Apagões em áreas controladas pelos Houthi

Nas áreas controladas pelos Houthi, os residentes dizem que a situação da eletricidade é igualmente má. A maioria das famílias depende agora quase inteiramente da energia solar, uma vez que a electricidade da rede estatal permanece indisponível durante longos períodos.

A situação foi ainda mais complicada por vagas de ataques aéreos israelitas que visaram infra-estruturas em áreas controladas pelos Houthi, incluindo instalações eléctricas na capital, Sanaa, e na cidade ocidental de Hodeidah.

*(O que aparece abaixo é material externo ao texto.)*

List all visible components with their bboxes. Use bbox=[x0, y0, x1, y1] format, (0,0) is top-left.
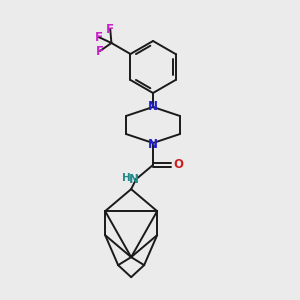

Em Hodeidah, também conhecida pelo seu elevado calor e humidade, os residentes expressaram recentemente raiva depois de receberem contas de electricidade dramaticamente mais elevadas, apesar dos frequentes cortes de energia. Muitos estão usando as redes sociais para desabafar suas frustrações.

Ali Omar, morador de Hodeidah, postou um vídeo reclamando que sua conta de luz saltou de menos de 3 mil riais (5,6 dólares) para 19 mil riais (35,6 dólares), embora sua casa dependa principalmente de energia solar durante o dia.

“Esta conta não pode ser minha. Tem que ser de outra pessoa”, disse ele no vídeo. “Como você calcula minha conta de luz em 19 mil riais quando uso energia solar durante o dia?”